Cada palpação de uma única mão, embora tenha seu visível e seu tangível, está ligada à outra visão, à outra palpação, de modo a realizar com elas a experiência de um único corpo diante de um único mundo, graças a uma possibilidade de reversão, de reconversão de sua linguagem na delas, possibilidade de reportar e revirar segundo a qual o pequeno mundo privado de cada um não se justapõe àquele de todos os outros, mas é por ele envolvido, colhido dele, constituindo, todos juntos, Sentiente em geral, diante de um Sensível em geral. Ora, essa generalidade que faz a unidade de meu corpo, porque não se abriria elas a outros corpos? [...]. Porque não existiria a sinergia entre diferentes organismos, já que é possível no interior de cada um? (MERLEAU-PONTY, 2009).

            Assim o corpo está no mundo e faz parte dele num complexo vívido e dinâmico. Neste sentido, me faz pensar no momento atual em que vivemos com tantos encontros virtuais em que as pessoas estão diante de câmeras conversando com outros em outro local no mundo, rodeado de coisas que não vemos. Não se compartilha o que está a diante dos olhos de quem olha para a câmera. A experiência carnal de habitar um espaço compartilhado não ocorre. Tivéssemos uma câmera girando incessantemente em 360 graus teríamos uma ideia de onde o outro está inserido e visse versa. Mesmo assim não seria compartilhado. E o pior de tudo é que apenas deixa explícito o fato de que não sabemos mesmo de como é viver no corpo e na realidade do outro.

            Quando Merleau-Ponty aponta a não delimitação dos limites do corpo, no sentido de que fazemos parte de um mundo interligado e comunicado, novamente a situação da pandemia nos coloca a frontal verdade de estar num mesmo planeta respirando na mesma atmosfera passível de uma contaminação global.

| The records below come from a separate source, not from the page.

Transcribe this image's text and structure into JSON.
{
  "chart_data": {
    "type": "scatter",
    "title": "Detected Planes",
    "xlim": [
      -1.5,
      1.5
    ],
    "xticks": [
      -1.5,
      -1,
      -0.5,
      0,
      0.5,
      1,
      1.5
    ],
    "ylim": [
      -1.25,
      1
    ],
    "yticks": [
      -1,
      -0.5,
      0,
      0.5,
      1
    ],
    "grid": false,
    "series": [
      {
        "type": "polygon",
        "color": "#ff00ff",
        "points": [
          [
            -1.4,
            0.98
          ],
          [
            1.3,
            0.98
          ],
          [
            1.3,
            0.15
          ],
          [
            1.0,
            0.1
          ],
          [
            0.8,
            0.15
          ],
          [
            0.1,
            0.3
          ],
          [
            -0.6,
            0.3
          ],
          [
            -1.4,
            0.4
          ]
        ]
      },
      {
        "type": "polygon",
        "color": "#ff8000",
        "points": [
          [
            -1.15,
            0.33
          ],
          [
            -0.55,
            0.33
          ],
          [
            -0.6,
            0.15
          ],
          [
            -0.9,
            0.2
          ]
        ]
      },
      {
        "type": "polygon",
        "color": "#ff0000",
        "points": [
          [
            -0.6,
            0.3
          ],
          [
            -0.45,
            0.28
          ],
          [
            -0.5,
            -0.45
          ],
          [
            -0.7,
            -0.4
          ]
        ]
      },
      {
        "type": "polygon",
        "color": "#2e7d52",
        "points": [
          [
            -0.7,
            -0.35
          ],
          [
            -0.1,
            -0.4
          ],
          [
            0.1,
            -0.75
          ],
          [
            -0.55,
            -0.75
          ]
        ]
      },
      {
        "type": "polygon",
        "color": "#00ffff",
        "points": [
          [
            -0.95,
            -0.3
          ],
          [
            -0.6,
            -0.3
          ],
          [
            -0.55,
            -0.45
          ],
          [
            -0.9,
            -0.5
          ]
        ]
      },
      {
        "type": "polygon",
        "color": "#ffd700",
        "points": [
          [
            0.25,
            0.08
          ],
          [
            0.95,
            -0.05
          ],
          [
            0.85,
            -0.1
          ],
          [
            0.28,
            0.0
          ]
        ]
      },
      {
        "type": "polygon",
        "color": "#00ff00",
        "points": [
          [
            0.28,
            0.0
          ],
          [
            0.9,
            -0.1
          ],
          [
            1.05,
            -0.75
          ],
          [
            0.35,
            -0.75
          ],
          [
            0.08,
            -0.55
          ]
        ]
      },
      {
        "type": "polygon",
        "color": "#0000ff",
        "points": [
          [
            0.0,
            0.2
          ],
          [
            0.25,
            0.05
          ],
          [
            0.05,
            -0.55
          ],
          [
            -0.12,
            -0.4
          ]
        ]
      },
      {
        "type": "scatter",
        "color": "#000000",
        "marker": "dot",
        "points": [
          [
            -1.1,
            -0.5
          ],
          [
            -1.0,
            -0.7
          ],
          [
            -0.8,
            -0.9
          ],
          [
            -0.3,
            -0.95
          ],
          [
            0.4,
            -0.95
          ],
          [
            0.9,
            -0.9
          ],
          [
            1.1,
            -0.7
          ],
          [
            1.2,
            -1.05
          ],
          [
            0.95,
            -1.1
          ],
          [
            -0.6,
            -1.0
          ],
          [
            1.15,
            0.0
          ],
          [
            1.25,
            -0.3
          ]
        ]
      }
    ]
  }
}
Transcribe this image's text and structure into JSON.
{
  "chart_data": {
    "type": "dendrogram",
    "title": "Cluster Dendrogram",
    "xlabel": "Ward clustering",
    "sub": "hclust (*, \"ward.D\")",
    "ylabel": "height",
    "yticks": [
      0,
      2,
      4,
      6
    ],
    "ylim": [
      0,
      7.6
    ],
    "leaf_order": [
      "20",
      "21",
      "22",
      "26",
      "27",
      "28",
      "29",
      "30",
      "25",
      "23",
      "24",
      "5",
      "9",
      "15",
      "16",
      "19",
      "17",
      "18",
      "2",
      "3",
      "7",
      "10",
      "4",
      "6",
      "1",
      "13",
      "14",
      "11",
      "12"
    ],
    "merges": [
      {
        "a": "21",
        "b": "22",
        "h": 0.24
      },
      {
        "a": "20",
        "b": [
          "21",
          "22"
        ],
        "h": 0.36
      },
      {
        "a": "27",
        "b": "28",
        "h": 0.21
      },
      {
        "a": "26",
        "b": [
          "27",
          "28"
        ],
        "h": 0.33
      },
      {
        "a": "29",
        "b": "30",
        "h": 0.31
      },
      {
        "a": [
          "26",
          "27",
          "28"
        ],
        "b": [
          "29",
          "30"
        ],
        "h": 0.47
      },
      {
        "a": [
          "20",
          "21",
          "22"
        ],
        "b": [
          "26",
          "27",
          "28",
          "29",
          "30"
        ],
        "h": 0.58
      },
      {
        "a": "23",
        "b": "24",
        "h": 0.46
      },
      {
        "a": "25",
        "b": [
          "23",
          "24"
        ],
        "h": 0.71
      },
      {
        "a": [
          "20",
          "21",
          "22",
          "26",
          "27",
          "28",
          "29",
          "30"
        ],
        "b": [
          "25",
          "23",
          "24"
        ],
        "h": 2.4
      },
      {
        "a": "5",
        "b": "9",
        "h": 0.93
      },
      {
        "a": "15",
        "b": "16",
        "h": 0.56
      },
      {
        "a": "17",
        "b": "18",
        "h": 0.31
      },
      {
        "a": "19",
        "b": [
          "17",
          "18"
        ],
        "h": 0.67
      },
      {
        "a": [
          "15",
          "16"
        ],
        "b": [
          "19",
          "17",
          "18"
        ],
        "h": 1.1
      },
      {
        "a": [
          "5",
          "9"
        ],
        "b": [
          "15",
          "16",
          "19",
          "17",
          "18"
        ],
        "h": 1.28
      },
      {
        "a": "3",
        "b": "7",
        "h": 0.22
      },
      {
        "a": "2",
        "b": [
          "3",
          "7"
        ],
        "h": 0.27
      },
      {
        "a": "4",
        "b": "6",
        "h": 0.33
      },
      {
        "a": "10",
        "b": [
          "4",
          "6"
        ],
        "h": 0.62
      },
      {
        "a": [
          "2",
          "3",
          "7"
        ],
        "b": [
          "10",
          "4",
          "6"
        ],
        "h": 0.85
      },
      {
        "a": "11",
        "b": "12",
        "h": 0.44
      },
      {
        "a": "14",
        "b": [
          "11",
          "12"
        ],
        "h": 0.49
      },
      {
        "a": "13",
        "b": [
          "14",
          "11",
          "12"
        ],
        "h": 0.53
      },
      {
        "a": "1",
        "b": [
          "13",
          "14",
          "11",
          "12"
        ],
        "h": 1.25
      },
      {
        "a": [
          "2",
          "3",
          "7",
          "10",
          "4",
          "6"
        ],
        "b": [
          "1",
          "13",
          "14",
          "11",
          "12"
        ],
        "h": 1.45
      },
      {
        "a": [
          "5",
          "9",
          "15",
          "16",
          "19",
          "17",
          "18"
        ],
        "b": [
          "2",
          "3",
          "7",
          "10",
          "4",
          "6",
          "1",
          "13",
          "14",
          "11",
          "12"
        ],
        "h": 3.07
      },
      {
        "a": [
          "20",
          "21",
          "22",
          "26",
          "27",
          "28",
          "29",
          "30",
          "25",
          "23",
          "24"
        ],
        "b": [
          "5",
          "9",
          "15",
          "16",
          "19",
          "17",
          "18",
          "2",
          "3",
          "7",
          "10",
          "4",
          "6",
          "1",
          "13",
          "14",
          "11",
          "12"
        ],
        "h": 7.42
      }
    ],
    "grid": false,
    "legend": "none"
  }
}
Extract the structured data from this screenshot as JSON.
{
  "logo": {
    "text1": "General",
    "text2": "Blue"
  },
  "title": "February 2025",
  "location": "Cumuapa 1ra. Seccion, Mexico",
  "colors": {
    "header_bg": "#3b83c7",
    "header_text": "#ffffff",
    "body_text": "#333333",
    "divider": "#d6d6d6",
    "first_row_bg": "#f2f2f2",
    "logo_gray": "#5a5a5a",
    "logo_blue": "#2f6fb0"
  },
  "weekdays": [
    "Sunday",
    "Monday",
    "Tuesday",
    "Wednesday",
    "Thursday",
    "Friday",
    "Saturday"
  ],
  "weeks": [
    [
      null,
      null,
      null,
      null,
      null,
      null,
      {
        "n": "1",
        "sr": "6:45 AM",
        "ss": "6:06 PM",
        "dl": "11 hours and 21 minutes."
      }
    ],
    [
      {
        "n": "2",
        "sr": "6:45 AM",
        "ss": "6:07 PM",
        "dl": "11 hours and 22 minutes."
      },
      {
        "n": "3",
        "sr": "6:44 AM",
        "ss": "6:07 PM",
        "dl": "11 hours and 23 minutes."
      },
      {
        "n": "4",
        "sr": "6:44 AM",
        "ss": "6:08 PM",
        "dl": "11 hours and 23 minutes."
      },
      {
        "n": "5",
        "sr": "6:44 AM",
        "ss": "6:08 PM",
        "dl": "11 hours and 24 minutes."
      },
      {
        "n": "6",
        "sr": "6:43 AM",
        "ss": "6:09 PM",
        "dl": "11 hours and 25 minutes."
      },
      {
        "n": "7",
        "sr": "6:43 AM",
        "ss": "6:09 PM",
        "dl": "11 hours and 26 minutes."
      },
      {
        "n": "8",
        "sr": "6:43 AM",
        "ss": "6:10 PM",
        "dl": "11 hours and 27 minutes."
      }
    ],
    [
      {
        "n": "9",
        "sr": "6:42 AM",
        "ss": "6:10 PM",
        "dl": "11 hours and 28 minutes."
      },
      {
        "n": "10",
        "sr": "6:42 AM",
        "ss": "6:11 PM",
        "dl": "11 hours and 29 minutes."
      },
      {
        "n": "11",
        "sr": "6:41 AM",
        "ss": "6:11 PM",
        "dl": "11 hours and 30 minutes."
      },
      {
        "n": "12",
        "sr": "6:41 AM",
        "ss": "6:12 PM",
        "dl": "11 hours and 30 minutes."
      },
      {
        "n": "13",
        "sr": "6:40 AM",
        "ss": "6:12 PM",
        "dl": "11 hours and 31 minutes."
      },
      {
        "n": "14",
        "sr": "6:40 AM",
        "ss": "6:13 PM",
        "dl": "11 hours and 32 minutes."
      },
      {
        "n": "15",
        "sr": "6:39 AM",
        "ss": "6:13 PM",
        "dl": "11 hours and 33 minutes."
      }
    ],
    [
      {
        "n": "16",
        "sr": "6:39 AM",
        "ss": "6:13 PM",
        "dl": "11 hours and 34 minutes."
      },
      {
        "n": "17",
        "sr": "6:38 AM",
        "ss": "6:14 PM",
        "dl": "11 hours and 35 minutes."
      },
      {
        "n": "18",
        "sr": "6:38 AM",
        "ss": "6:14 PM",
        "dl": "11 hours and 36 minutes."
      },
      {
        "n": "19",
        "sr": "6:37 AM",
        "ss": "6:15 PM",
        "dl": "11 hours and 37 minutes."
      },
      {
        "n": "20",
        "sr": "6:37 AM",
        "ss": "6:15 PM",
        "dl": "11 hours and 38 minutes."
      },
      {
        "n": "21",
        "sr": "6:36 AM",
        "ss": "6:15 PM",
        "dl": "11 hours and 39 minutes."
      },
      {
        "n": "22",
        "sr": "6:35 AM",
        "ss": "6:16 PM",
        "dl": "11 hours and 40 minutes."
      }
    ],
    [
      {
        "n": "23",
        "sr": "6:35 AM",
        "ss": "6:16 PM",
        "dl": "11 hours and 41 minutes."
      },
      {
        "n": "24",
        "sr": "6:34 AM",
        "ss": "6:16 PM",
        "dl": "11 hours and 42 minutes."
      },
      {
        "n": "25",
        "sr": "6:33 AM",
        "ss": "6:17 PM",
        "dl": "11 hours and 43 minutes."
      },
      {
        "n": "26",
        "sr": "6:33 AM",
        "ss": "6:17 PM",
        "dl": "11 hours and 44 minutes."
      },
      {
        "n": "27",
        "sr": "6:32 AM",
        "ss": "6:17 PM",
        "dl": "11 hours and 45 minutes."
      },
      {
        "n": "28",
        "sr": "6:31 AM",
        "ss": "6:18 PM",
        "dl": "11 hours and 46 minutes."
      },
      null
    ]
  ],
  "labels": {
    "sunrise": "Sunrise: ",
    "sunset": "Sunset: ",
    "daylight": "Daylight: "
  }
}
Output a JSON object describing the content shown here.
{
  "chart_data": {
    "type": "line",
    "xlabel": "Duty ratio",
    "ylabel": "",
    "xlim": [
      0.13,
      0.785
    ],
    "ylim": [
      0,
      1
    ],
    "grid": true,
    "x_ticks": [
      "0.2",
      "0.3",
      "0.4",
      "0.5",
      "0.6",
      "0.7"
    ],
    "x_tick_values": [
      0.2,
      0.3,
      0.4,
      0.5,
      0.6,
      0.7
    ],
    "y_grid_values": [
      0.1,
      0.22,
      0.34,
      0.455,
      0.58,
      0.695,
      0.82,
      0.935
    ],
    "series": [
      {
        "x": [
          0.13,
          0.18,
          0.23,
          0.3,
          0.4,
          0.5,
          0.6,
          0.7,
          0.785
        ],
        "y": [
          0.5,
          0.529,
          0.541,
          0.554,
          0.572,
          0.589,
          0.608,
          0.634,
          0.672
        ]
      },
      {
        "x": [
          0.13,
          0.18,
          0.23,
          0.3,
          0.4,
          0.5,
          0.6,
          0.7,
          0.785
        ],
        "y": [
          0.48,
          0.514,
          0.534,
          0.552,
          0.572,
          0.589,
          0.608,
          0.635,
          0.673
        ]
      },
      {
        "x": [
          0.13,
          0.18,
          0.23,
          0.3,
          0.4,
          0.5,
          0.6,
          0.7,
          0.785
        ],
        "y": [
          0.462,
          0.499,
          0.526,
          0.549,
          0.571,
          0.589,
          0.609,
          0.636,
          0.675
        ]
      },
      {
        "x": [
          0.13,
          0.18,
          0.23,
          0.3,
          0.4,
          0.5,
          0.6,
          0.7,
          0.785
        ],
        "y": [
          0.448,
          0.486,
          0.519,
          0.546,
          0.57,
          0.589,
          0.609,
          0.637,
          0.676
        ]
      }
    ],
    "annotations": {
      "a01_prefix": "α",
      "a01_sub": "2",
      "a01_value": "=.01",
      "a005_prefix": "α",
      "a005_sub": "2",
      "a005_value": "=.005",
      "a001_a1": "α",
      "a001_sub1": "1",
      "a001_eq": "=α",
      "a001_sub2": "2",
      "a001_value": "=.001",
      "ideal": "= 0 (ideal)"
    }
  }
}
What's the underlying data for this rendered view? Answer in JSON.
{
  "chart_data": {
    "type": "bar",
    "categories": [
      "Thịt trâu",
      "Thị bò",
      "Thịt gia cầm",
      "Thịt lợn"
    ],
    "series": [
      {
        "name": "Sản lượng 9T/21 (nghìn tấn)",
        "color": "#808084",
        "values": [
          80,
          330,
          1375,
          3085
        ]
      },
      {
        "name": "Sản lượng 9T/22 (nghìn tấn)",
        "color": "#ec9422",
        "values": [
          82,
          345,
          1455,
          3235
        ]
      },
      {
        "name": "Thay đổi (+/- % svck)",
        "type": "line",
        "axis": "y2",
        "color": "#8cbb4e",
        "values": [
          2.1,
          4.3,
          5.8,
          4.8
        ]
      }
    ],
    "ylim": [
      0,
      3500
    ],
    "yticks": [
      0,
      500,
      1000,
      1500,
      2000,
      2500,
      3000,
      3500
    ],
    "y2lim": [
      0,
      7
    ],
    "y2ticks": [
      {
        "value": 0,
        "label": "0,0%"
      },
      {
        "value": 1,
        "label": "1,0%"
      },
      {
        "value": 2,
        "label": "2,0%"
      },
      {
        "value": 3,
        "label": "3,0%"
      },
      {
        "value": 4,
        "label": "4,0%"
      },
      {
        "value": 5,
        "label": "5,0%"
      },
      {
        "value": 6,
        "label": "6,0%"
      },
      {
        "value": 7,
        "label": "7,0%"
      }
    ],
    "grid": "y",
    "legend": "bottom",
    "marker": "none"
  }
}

Nós nos colocamos tal como o homem natural, em nós e nas coisas, em nós e no outro, no ponto onde por uma espécie de quiasma, tornamo-nos os outros e tornamo-nos mundo (MERLEAU-PONTY, 2009).

            Para finalizar cito uma artista nacional Adriana Varejão, que traz em sua obra a crueza e violência de nossa colonização em diversas obras como nesta a seguir, titulada Losango, 1997.





            Na coleção “Grandes pintores brasileiros”, há um trecho em que a artista relata como foi vivido o encontro com sua obra:

Me voltei para Minas, para suas pequenas cidades históricas, suas montanhas, cachoeiras e pedras, e especialmente para Ouro Preto. Aquelas igrejas eram caixas de joias que guardavam complexas e fascinantes joias carnívoras, capazes de ingerir qualquer elemento alheio, fragmentos dispersos, acumulando-os, deformando-os e integrando-os ao seu universo sagrado (Moraes, M. 2013, p. 20).

            Outras obras da artista tratam da sexualidade e exploram a crueza do ser encarnado literalmente. Moraes (2013) afirma que o trabalho da artista desde o início vem marcado pela presença de dois elementos recorrentes: o azulejo (alusão aos colonizadores europeus) e a carne – claramente anedótica, teatralizada, numa violência muitas vezes chocante de um realidade vivida intimamente por todos – ser corpo.

 



REFERÊNCIAS BIBLIOGRÁFICAS

 



 

DOLTO. F. Quando surge a criança. Campinas: Ed. Papiros, 1997.

MERLEAU-PONTY M. O visível e o invisível. São Paulo: Perspectiva, 2009.

            MORAES, M. Adriana Varejão. Coleção Folha. Grandes Pintores Brasileiros. São Paulo: Instituto Itau Cultural, 2013.